It was nice while it lasted.
When President Obama first took office at the beginning of last year, his administration pushed through an ambitious $787 stimulus package designed to rescue our country’s economy from the brink of a depression and resuscitate the ailing labor market. As the administration stated repeatedly at the time, the stimulus money was not intended to have an immediate impact, but would instead be doled out in a staggered fashion over the next two years. Now more than a year and half into the program, what have we seen?
The country’s economy has started to grow, but not in the way economists hoped. The Gross Domestic Product increased by 2.4% between April and July of this year, but that’s a decrease from the 3.7% it grew in the first three months of the year.
The same goes for U.S. job growth. Though the White House announced last month that the stimulus had saved or created 3 million jobs, the current job numbers are far from promising.
The Labor Department today announced the economy added 71,000 jobs in July, bringing the grand total of new jobs to just over half a million for the year so far. The unemployment rate continues to sit at an ominous 9.5% while the number of Americans who’ve remained unemployed for six months or longer is stuck at 6.6 million. This grim reality has driven thousands to leave the workforce all together.
“We do not yet have a robust jobs recovery and there are few signs in this report of moving in that direction,” said Lawrence Katz, a labor economist and professor at Harvard University. This is all the more worrisome because the economic recovery was supposed to heat up this summer as more stimulus projects were approved, putting people to work.
Instead, the effect of the recovery effort seems to be diminishing even as the labor force and economy as a whole remain incredibly vulnerable. And there is perhaps no better symbolism of the fact that the first wave of the recovery is coming to an end than the recent announcement that Christina Romer is departing. In her role as chair of the White House Council of Economic Advisers, Romer was a key architect and face of the stimulus package, but her tenure was marred by her notorious prediction that if it passed, the stimulus would stop unemployment from rising above 8%. Today the rate hovers around 10%, and fears are mounting that it could get even worse.

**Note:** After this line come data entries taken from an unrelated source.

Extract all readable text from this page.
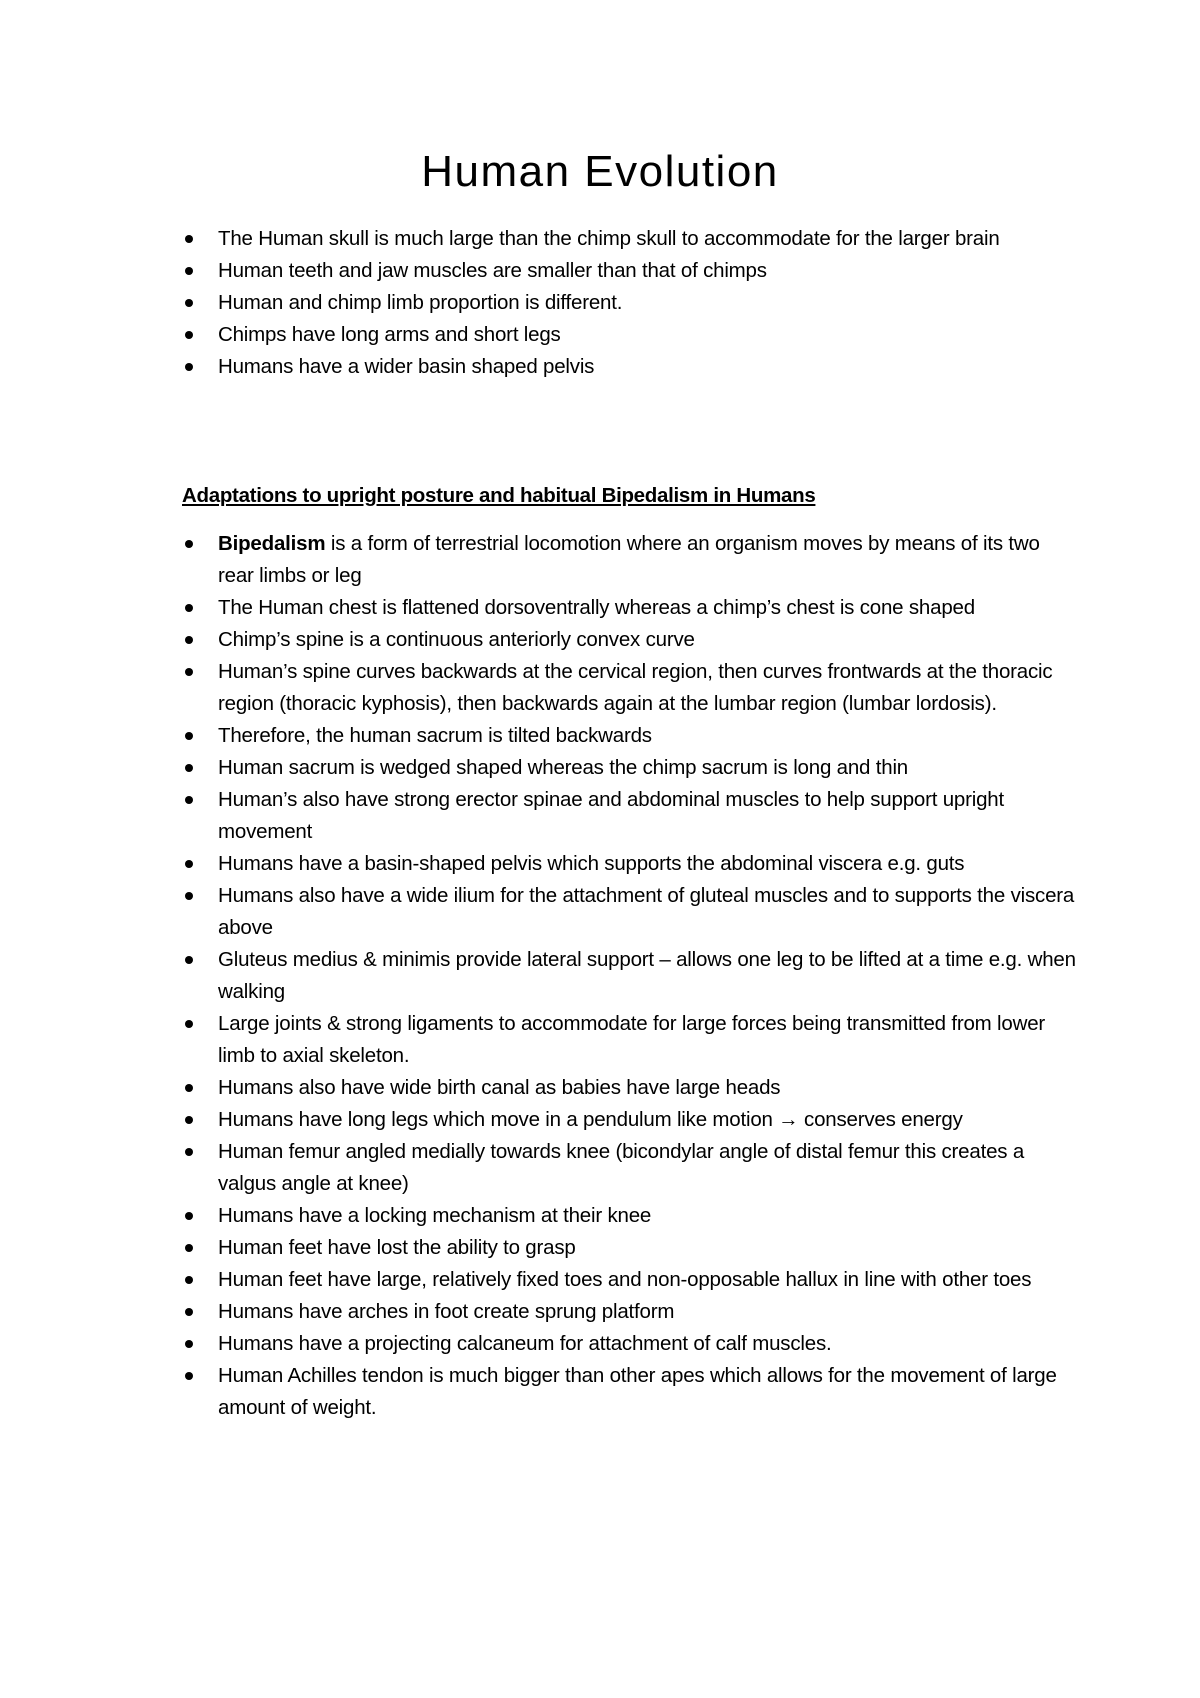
Human Evolution
The Human skull is much large than the chimp skull to accommodate for the larger brain
Human teeth and jaw muscles are smaller than that of chimps
Human and chimp limb proportion is different.
Chimps have long arms and short legs
Humans have a wider basin shaped pelvis
Adaptations to upright posture and habitual Bipedalism in Humans
Bipedalism is a form of terrestrial locomotion where an organism moves by means of its two rear limbs or leg
The Human chest is flattened dorsoventrally whereas a chimp’s chest is cone shaped
Chimp’s spine is a continuous anteriorly convex curve
Human’s spine curves backwards at the cervical region, then curves frontwards at the thoracic region (thoracic kyphosis), then backwards again at the lumbar region (lumbar lordosis).
Therefore, the human sacrum is tilted backwards
Human sacrum is wedged shaped whereas the chimp sacrum is long and thin
Human’s also have strong erector spinae and abdominal muscles to help support upright movement
Humans have a basin-shaped pelvis which supports the abdominal viscera e.g. guts
Humans also have a wide ilium for the attachment of gluteal muscles and to supports the viscera above
Gluteus medius & minimis provide lateral support – allows one leg to be lifted at a time e.g. when walking
Large joints & strong ligaments to accommodate for large forces being transmitted from lower limb to axial skeleton.
Humans also have wide birth canal as babies have large heads
Humans have long legs which move in a pendulum like motion → conserves energy
Human femur angled medially towards knee (bicondylar angle of distal femur this creates a valgus angle at knee)
Humans have a locking mechanism at their knee
Human feet have lost the ability to grasp
Human feet have large, relatively fixed toes and non-opposable hallux in line with other toes
Humans have arches in foot create sprung platform
Humans have a projecting calcaneum for attachment of calf muscles.
Human Achilles tendon is much bigger than other apes which allows for the movement of large amount of weight.
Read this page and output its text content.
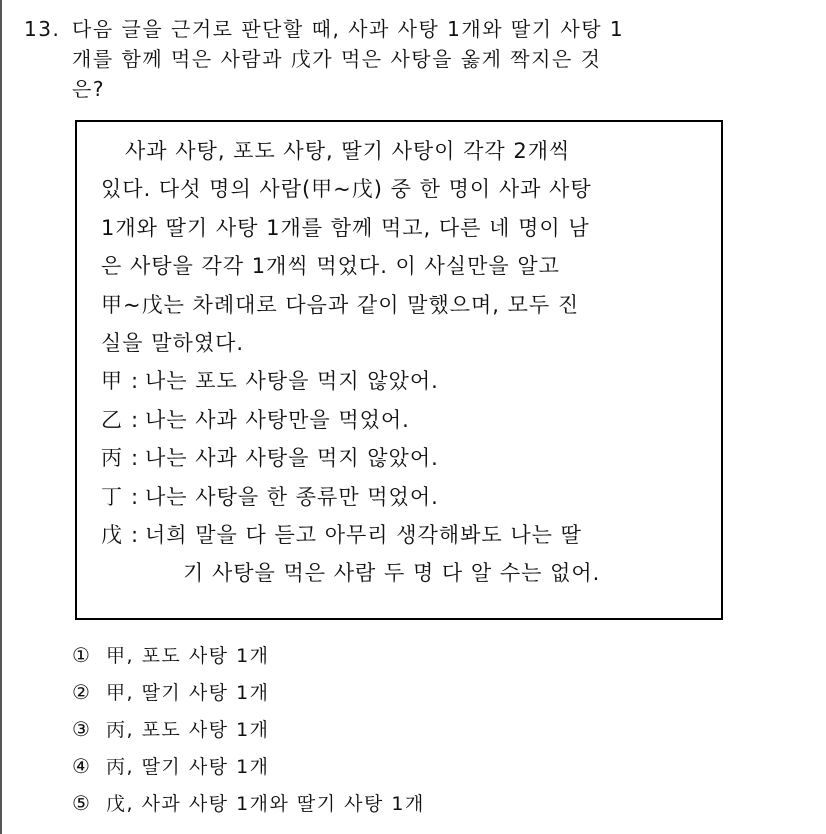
13. 다음 글을 근거로 판단할 때, 사과 사탕 1개와 딸기 사탕 1
개를 함께 먹은 사람과 戊가 먹은 사탕을 옳게 짝지은 것
은?
사과 사탕, 포도 사탕, 딸기 사탕이 각각 2개씩
있다. 다섯 명의 사람(甲~戊) 중 한 명이 사과 사탕
1개와 딸기 사탕 1개를 함께 먹고, 다른 네 명이 남
은 사탕을 각각 1개씩 먹었다. 이 사실만을 알고
甲~戊는 차례대로 다음과 같이 말했으며, 모두 진
실을 말하였다.
甲 : 나는 포도 사탕을 먹지 않았어.
乙 : 나는 사과 사탕만을 먹었어.
丙 : 나는 사과 사탕을 먹지 않았어.
丁 : 나는 사탕을 한 종류만 먹었어.
戊 : 너희 말을 다 듣고 아무리 생각해봐도 나는 딸
기 사탕을 먹은 사람 두 명 다 알 수는 없어.
① 甲, 포도 사탕 1개
② 甲, 딸기 사탕 1개
③ 丙, 포도 사탕 1개
④ 丙, 딸기 사탕 1개
⑤ 戊, 사과 사탕 1개와 딸기 사탕 1개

Jan Hatzius, an economist at Goldman Sachs warns that we’re at risk of deflation and even higher unemployment for the rest of the year. Similarly, economists like Paul Krugman, a Nobel Prize winner and NY Times columnist, are voicing concern we may be moving closer to another depression.
These concerns prompted Joseph Stiglitz, another Nobel Prize winning economist, to announce the need for a second stimulus package to rescue the economy yet again. “It’s absolutely clear that you need a second round of stimulus,” said Stiglitz yesterday in an interview with Bloomberg. “It needs to be better designed. It needs to be focused more on returns on investment, education, infrastructure, technology. And if you do those kinds of high-powered investments, the long-term national debt will be actually lower and the growth in the future will be higher.”
Unfortunately, even if we do need a second stimulus package, it may not prove politically viable. Public opinion polls have shown that the vast majority of Americans are against this plan largely due to concerns about the effect it might have on the country’s national deficit. Instead, legislators may have to get creative in the short term.
Katz, the Harvard labor economist has a few ideas, ranging from offering job training facilities for the unemployed to establishing a wage insurance system which employees would pay into in exchange for a benefit should they lose their job one day. Legislators have tried and failed to institute the latter in the past, but economists like Katz are urging them to take up the fight again.
However, like Stiglitz, Katz admits that in the short term government spending is needed. “I do believe some further round of stimulus spending with money to state and local governments and with some temporary payroll tax cuts to businesses to spur hiring would be sensible at least over the remainder of this year.”